What I know is this. I went back to Danville the next Saturday by myself. I sat in the parking lot and I watched. And he showed up. Because of course he did, it’s what he does on Saturdays.
He had a little girl on his hip. She had dark curly hair. He was carrying a cloth grocery bag on his other shoulder and he was talking to a woman walking next to him, and they looked like a normal family doing their weekend shopping. He kissed the little girl on the top of her head when they got to the door.
I don’t know what I thought I would feel watching that. Rage, maybe. Or devastation. I think I actually felt something closer to just being very tired. Not the tired where you need sleep. The other kind.

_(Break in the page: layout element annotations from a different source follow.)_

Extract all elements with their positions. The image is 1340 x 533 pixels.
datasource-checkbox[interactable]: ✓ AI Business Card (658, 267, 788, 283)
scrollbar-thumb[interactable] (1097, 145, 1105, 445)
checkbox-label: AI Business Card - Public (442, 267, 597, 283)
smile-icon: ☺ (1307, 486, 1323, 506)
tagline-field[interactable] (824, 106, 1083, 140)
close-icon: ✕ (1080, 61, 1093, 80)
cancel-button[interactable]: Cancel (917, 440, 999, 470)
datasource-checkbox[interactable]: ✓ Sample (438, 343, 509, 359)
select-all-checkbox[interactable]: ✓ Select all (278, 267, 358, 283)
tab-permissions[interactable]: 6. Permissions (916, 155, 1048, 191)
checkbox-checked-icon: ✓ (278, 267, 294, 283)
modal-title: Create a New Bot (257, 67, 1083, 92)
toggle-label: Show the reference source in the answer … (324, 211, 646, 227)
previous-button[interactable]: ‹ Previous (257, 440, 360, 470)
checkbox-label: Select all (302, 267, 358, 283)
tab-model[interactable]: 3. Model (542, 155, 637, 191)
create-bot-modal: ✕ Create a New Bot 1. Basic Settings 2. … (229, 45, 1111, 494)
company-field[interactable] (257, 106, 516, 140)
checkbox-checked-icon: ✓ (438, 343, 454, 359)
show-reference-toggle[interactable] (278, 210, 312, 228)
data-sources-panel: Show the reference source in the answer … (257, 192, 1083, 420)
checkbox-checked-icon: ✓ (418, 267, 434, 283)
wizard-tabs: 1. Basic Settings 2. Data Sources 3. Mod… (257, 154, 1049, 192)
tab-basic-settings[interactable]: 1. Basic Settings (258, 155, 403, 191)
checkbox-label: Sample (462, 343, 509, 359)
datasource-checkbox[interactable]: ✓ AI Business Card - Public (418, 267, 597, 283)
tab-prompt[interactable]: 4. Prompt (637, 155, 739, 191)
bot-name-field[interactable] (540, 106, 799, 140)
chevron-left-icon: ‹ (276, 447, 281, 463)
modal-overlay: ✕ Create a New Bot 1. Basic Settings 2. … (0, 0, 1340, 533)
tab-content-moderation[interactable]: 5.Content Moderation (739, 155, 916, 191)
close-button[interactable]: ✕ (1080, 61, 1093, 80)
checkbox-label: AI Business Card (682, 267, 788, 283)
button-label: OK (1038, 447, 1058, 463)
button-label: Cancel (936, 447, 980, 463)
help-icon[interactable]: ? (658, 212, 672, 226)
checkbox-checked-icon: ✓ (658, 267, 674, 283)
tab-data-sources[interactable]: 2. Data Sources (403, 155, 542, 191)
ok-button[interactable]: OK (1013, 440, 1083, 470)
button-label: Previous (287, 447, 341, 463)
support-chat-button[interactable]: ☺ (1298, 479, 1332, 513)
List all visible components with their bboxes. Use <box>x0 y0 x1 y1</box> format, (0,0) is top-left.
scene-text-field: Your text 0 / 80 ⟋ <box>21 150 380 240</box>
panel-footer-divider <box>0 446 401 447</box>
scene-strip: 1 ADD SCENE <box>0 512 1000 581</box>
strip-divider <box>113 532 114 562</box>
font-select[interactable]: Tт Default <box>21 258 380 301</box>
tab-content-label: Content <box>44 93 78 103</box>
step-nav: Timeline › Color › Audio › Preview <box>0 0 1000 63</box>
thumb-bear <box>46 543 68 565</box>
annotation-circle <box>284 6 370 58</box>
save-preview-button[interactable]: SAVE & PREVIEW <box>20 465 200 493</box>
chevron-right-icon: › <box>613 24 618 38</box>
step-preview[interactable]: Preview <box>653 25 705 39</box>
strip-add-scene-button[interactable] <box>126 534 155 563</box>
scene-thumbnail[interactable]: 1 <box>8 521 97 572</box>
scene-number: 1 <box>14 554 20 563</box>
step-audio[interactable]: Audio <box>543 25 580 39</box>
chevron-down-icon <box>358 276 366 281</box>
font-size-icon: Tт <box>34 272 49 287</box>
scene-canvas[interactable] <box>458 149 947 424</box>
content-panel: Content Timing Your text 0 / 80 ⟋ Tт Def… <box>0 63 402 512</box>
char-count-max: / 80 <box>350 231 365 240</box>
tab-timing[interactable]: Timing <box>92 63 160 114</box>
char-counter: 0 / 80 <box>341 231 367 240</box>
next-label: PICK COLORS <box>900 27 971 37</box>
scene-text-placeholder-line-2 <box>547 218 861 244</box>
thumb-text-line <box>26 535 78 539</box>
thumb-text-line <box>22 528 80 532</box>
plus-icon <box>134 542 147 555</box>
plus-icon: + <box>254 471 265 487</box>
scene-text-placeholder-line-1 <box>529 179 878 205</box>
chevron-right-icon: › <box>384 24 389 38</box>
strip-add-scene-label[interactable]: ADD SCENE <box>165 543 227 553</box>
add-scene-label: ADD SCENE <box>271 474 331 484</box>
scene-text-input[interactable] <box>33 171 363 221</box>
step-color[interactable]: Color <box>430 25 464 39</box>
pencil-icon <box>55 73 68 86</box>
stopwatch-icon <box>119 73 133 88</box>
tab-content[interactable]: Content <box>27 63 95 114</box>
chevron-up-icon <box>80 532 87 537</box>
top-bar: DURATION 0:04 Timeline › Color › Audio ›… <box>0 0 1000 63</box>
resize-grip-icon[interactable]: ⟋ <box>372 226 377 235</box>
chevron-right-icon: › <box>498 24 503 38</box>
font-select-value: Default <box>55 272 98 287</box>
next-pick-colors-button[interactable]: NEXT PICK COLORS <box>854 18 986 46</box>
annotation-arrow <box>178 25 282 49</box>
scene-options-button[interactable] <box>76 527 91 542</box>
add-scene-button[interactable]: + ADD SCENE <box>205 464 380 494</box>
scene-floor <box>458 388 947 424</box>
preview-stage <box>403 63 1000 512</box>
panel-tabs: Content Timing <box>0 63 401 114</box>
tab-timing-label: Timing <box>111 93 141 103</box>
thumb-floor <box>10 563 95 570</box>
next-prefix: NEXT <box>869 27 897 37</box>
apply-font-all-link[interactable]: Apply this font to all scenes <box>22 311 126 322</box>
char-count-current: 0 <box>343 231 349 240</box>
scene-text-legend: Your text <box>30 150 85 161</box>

I have not told my kids. I have not talked to a lawyer yet, though I have the number in my phone. I have not talked to Tiffany Brooks, though I know her address now because it’s listed on the joint checking account that I am apparently a stranger to. I have been sleeping in the guest room and telling Callie it’s because of my back. She probably doesn’t believe me. She’s 14, not four.
He has tried to explain it twice. Both times I’ve gotten up and left the room. Not because I can’t hear it. Because I’m not sure I’m ready to hear the rest of that sentence yet. “The reason I never told you is because Tiffany is your…” and whatever comes next.
I keep thinking about the cashier in Danville. How she said it without any hesitation. “He comes every Saturday. With a woman and a baby.” Like it was just a regular fact about a regular customer. Like he was somebody’s normal husband in that town.
The loyalty points total is still sitting at 47,000. I haven’t cashed them in. I don’t know why. Maybe I’m just not ready to close the account yet.